Title: "Spatial-temporal Feature Processing in 3D Point Clouds for Autonomous 
Driving"

By

Mr. Sukai WANG


Abstract

In past decades, the 3D point cloud data has been one of the most important 
data types across a variety of domains, such as robotics, architecture, and 
especially in the autonomous driving assistance system (ADAS) because of its 
robustness and spatial accuracy. To better understand point cloud data in the 
big data era, machine learning-based approaches gradually occupied a dominant 
position. Thus, in this thesis, I focus on the point cloud sequences’ spatial 
and temporal feature extraction and processing in learning-based methods.

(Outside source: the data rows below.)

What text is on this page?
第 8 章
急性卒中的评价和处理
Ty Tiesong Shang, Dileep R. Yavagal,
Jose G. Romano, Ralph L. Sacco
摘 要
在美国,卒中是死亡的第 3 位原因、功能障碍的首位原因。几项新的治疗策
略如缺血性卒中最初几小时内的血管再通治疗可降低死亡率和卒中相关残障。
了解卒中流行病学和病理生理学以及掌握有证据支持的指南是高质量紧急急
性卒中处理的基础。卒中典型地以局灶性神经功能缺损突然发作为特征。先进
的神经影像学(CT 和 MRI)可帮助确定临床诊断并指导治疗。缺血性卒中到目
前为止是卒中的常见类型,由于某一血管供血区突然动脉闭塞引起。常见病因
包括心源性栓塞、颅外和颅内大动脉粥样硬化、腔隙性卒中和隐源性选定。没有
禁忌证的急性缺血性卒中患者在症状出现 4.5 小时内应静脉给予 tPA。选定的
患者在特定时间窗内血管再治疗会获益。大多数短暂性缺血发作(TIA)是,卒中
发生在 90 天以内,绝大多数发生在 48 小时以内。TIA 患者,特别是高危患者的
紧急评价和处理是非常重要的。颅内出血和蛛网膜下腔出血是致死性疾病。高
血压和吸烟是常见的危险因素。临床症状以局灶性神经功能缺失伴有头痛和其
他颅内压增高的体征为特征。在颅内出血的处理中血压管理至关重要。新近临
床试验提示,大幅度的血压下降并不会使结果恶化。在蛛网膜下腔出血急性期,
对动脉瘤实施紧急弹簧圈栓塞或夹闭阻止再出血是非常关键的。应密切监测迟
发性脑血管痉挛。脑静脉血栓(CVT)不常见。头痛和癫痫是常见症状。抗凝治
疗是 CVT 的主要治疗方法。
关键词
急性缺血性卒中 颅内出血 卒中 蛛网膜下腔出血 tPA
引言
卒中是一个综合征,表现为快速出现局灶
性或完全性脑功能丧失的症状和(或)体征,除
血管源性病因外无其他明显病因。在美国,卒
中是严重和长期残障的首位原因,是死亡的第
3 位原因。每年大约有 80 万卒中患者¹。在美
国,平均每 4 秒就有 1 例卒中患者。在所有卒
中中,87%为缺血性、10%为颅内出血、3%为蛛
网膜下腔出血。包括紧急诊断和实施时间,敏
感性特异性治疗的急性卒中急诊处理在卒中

In ADS, point clouds will be used widely in perception, localization, and 
mapping. And at the beginning, point cloud collection, storage, and 
transmission are the predecessor of those downstream tasks. This thesis 
explores several feature extraction networks in two different directions: point 
cloud compression and multiple object detection and tracking. The perception 
task can be seen as one of the downstream tasks of the data compression.

In end-to-end point cloud compression, I first propose a baseline range 
image-based method to prove that the range image-based compression framework is 
better than the octree-based methods for scanning LiDARs in autonomous driving. 
Then, motivated by video compression, I introduce a hybrid point cloud sequence 
compression framework, which consists of a static and a dynamic learning-based 
point cloud compression algorithm. In the static compression framework, a 
geometry-aware attention layer helps remove spatial redundancy. In the dynamic 
compression framework, the conv-LSTM with GHU module is used for temporal 
redundancy removal. And in the downstream task, 3D multiple object detection 
and tracking, I first propose a ”fake” end-to-end tracking-withdetection 
framework by predicting the objects’ movement to improve the data association 
accuracy. Then I introduce a ”real” end-to-end MOT network, ST-TrackNet, which 
rearranges the object detections in a Spatio-temporal map and then directly 
predicts the object track ID without the data association step. Based on the 
above research, I propose DiTNet, which integrates a detection module with the 
tracking network. The features from the detection module help to improve the 
tracking performance, and the tracking module with final trajectories also 
helps to refine the detection results. Lastly, I summarize this thesis and 
propose future research opportunities.


Date:			Monday, 5 December 2022

Time:			10:00am - 12:00noon

Venue:			Room 4472
 			lifts 25/26

Chairperson:		Prof. Maosheng XIONG (MATH)

Committee Members:	Prof. Ming LIU (Supervisor)
 			Prof. Qifeng CHEN
 			Prof. Cunsheng DING
 			Prof. Ling SHI (ECE)
 			Prof. Hesheng WANG (Shanghai Jiao Tong University)


**** ALL are Welcome ****